481.リチア電気石 Tourmaline (パキスタン産) |
博物学に関心を持つ人びとのためのクラブが大陸で最初に組織されたのは1750年頃だったとみられており、19世紀のはじめまでにその活動は確固たるものとなっていた(No.464参照)。娯楽としての地質学研究はイギリスで花開いたが、たとえば美術評論家のジョン・ラスキン(1812-1900)なども鉱物学に夢中になったひとりだった。地質学会の会員として熱心に活動し、野外や大英博物館で鉱石を研究したり、後進のために結晶学の手引きを行ったりした。
ラスキンの鉱物趣味は少年時代からのもので、12歳のときには鉱物事典を自作、「忘れられた象形文字」(鉱物・化石・地層のこと)の生き字引き」と呼ばれたという。
彼にとって、世界は「珍しい事物が集まる、壮大で無限の広がりをもったキャビネット」であり、「このキャビネットのなかでは、花やポプラ、蔦、岩石、絵、山に照り映える朝焼け、新聞、ジュネーブからシャモニーまでの旅、あらゆるものが同じように重要」なものと感じられていた。
自然界をそのまま博物館に見立てたラスキンは、野外採集の喜びを存分に味わい、若い頃アルプスに遊んで、「この山の『博物学のキャビネット』で、バラ色の蛍石の大きな結晶を見つけた」と記している。「山岳は人類のために建てられた学堂であり伽藍」であった。
彼は素敵なコレクションを持っていた。仕事が一段落すると自宅のキャビネットを開けて石に向かい、鉱物の世界に没入して、ひとときの解放感を楽しんだ。鉱物は彼の活力の源であった。石の絵も描いた(風景画も)。松岡正剛氏は、独得のストイックな岩石絵画と評している。「灰色の岩石はじつに見事にじっとしている」と語ったラスキンらしい気がする。
鉱物趣味は生涯にわたった。1876年にブラントウッドにある彼の自宅に招待されたサッカレーのお譲さんは、そのときの様子を手紙に認めている。
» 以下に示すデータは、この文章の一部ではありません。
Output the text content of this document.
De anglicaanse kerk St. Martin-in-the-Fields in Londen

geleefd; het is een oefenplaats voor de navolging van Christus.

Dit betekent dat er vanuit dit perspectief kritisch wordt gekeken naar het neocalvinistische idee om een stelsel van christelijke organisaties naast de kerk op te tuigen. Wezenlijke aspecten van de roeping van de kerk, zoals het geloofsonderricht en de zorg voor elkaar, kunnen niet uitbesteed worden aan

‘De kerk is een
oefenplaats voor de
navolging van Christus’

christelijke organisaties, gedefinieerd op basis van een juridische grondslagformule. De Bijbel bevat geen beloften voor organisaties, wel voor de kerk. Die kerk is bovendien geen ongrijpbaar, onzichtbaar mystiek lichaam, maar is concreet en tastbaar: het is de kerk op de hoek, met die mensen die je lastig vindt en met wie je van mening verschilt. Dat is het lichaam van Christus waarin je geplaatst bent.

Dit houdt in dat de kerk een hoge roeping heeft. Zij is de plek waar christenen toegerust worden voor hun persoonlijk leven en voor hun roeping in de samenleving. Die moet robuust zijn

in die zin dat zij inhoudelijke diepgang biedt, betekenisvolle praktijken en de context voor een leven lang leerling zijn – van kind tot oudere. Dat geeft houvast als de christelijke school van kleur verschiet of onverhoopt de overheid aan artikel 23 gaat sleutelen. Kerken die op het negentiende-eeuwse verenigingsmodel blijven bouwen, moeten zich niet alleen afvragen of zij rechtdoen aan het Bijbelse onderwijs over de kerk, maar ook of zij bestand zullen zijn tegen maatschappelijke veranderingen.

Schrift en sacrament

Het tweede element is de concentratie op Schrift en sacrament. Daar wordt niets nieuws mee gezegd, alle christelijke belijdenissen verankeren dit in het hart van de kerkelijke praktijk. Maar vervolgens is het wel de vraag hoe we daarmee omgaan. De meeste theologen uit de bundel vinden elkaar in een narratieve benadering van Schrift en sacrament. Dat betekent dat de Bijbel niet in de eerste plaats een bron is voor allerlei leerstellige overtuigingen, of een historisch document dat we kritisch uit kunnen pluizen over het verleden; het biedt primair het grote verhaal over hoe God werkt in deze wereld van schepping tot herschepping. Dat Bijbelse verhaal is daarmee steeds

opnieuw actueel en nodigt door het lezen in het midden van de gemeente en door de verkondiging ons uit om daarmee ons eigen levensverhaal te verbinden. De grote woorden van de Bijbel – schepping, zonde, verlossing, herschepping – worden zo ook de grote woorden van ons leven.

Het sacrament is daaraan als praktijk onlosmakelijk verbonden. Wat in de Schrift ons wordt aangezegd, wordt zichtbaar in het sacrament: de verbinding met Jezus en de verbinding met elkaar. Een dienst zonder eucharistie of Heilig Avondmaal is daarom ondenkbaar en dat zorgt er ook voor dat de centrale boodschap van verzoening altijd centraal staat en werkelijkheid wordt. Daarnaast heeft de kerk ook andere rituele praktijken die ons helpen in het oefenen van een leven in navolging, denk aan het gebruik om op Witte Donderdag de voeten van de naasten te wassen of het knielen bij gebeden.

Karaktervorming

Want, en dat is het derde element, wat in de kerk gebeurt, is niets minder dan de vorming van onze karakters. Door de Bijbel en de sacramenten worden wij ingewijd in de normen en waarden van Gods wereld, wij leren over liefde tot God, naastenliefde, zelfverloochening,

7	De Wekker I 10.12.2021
「事実と事物とを織り交ぜ、書棚を大きく開き、手にしたすばらしい鍵で錠前をはずして引き出しを滑らせながら、−ああ、見てください!…わたしたちはブラントウッドとそのまわりを取り囲む山の根ふかく、たぶん地球の中心に降りたったのです。石や鉱物の貴重な標本のあいだをラスキンは前へ前へと進み、「開けゴマ」、「開けゴマ」と大声で唱えながら彼の王国の秘宝を順々に見せてくれました。大理石、金、オパール、水晶、エメラルドのなかに隠れている光と虹の小さな点をひとつひとつ教えてくれたのです。」
ふふ。愛好家は我がコレクションを解説するとき、無上の幸福に酔うものであるよ。